Let’s start by explaining “Widow’s Tax”. That term was a label given to a provision in the law affecting Military Spouses who receive monthly survivor benefits from both the Survivor Benefit Plan (SBP) and Dependency Indemnity Compensation (DIC) from the VA. With SBP, the military retiree enrolls in the program with Defense Finance and Accounting Service (DFAS) and pays into it through their retired pay. Upon the retiree’s death, the surviving spouse beneficiary receives a monthly payment that is some percentage of the retiree’s pay. DIC, on the other hand, is a tax-free benefit paid only to an eligible spouse of a Veteran whose death resulted from service-connected injury or disease.

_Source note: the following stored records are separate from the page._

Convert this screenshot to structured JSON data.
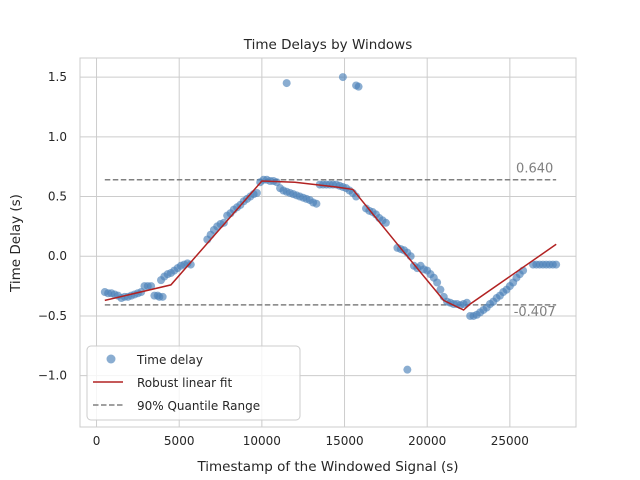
{
  "chart_data": {
    "type": "scatter",
    "title": "Time Delays by Windows",
    "xlabel": "Timestamp of the Windowed Signal (s)",
    "ylabel": "Time Delay (s)",
    "xlim": [
      -1000,
      29000
    ],
    "ylim": [
      -1.43,
      1.66
    ],
    "xticks": [
      0,
      5000,
      10000,
      15000,
      20000,
      25000
    ],
    "xtick_labels": [
      "0",
      "5000",
      "10000",
      "15000",
      "20000",
      "25000"
    ],
    "yticks": [
      -1.0,
      -0.5,
      0.0,
      0.5,
      1.0,
      1.5
    ],
    "ytick_labels": [
      "−1.0",
      "−0.5",
      "0.0",
      "0.5",
      "1.0",
      "1.5"
    ],
    "grid": true,
    "legend_position": "lower-left",
    "series": [
      {
        "name": "Time delay",
        "kind": "scatter",
        "color": "#4c81b8",
        "x": [
          500,
          700,
          900,
          1100,
          1300,
          1500,
          1700,
          1900,
          2100,
          2300,
          2500,
          2700,
          2900,
          3100,
          3300,
          3500,
          3700,
          3900,
          4100,
          4300,
          4500,
          4700,
          4900,
          5100,
          5300,
          5500,
          5700,
          6700,
          6900,
          7100,
          7300,
          7500,
          7700,
          7900,
          8100,
          8300,
          8500,
          8700,
          8900,
          9100,
          9300,
          9500,
          9700,
          9900,
          10100,
          10300,
          10500,
          10700,
          10900,
          11100,
          11300,
          11500,
          11700,
          11900,
          12100,
          12300,
          12500,
          12700,
          12900,
          13100,
          13300,
          13500,
          13700,
          13900,
          14100,
          14300,
          14500,
          14700,
          14900,
          15100,
          15300,
          15500,
          15700,
          16300,
          16500,
          16700,
          16900,
          17100,
          17300,
          17500,
          18200,
          18400,
          18600,
          18800,
          19000,
          19200,
          19400,
          19600,
          19800,
          20000,
          20200,
          20400,
          20600,
          20800,
          21000,
          21200,
          21400,
          21600,
          21800,
          22000,
          22200,
          22400,
          22600,
          22800,
          23000,
          23200,
          23400,
          23600,
          23800,
          24000,
          24200,
          24400,
          24600,
          24800,
          25000,
          25200,
          25400,
          25600,
          25800,
          26400,
          26600,
          26800,
          27000,
          27200,
          27400,
          27600,
          27800,
          11500,
          14900,
          15700,
          15850,
          18800,
          3800,
          4000
        ],
        "y": [
          -0.3,
          -0.31,
          -0.31,
          -0.32,
          -0.33,
          -0.35,
          -0.34,
          -0.34,
          -0.33,
          -0.32,
          -0.31,
          -0.3,
          -0.25,
          -0.25,
          -0.25,
          -0.33,
          -0.33,
          -0.2,
          -0.17,
          -0.15,
          -0.14,
          -0.12,
          -0.1,
          -0.08,
          -0.07,
          -0.06,
          -0.07,
          0.14,
          0.18,
          0.22,
          0.25,
          0.27,
          0.28,
          0.34,
          0.36,
          0.39,
          0.41,
          0.43,
          0.46,
          0.48,
          0.5,
          0.52,
          0.53,
          0.62,
          0.64,
          0.64,
          0.63,
          0.63,
          0.62,
          0.57,
          0.55,
          0.54,
          0.53,
          0.52,
          0.51,
          0.5,
          0.49,
          0.48,
          0.47,
          0.45,
          0.44,
          0.6,
          0.6,
          0.6,
          0.6,
          0.6,
          0.6,
          0.59,
          0.58,
          0.57,
          0.55,
          0.53,
          0.5,
          0.4,
          0.38,
          0.37,
          0.35,
          0.32,
          0.3,
          0.28,
          0.07,
          0.06,
          0.05,
          0.03,
          0.0,
          -0.08,
          -0.1,
          -0.08,
          -0.11,
          -0.12,
          -0.15,
          -0.18,
          -0.22,
          -0.28,
          -0.34,
          -0.38,
          -0.39,
          -0.4,
          -0.4,
          -0.41,
          -0.4,
          -0.39,
          -0.5,
          -0.5,
          -0.49,
          -0.47,
          -0.45,
          -0.43,
          -0.4,
          -0.38,
          -0.35,
          -0.33,
          -0.3,
          -0.28,
          -0.25,
          -0.22,
          -0.18,
          -0.15,
          -0.12,
          -0.07,
          -0.07,
          -0.07,
          -0.07,
          -0.07,
          -0.07,
          -0.07,
          -0.07,
          1.45,
          1.5,
          1.43,
          1.42,
          -0.95,
          -0.34,
          -0.34
        ]
      },
      {
        "name": "Robust linear fit",
        "kind": "line",
        "color": "#b22222",
        "x": [
          500,
          4500,
          10000,
          12000,
          14500,
          15500,
          18500,
          21000,
          22200,
          22600,
          27800
        ],
        "y": [
          -0.37,
          -0.24,
          0.63,
          0.62,
          0.58,
          0.56,
          0.05,
          -0.37,
          -0.45,
          -0.4,
          0.1
        ]
      },
      {
        "name": "90% Quantile Range",
        "kind": "hline-dashed",
        "color": "#808080",
        "values": [
          0.64,
          -0.407
        ],
        "x_range": [
          500,
          27800
        ]
      }
    ],
    "annotations": [
      {
        "text": "0.640",
        "x": 26500,
        "y": 0.7
      },
      {
        "text": "-0.407",
        "x": 26500,
        "y": -0.5
      }
    ]
  }
}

The “Widow’s Tax” is not actually a tax. Rather, it was an offset that occured when a surviving MilSpouse received SBP and was also awarded DIC. When that happened, the previous law required that DFAS deduct the amount of DIC received from the SBP payout, and only pay the remaining SBP amount to the surviving spouse. DIC is a tax-free payment, even when receiving the offset, whereas SBP is taxable.
Also ending January 1, 2023, will be the partial or full refund of SBP premiums. Previously, a surviving spouse’s timely and successful application for DIC would have seen a partial or full refund of premiums paid into SBP during the servicemember’s retirement. As of January 2023, seeing that DIC will no longer be offset by SBP the partial or full refund of premiums will no longer be paid.
Also ending January 2023 will be the Special Survivor Indemnity Allowance (SSIA). This was an allowance given to a surviving spouse receiving both SBP and DIC.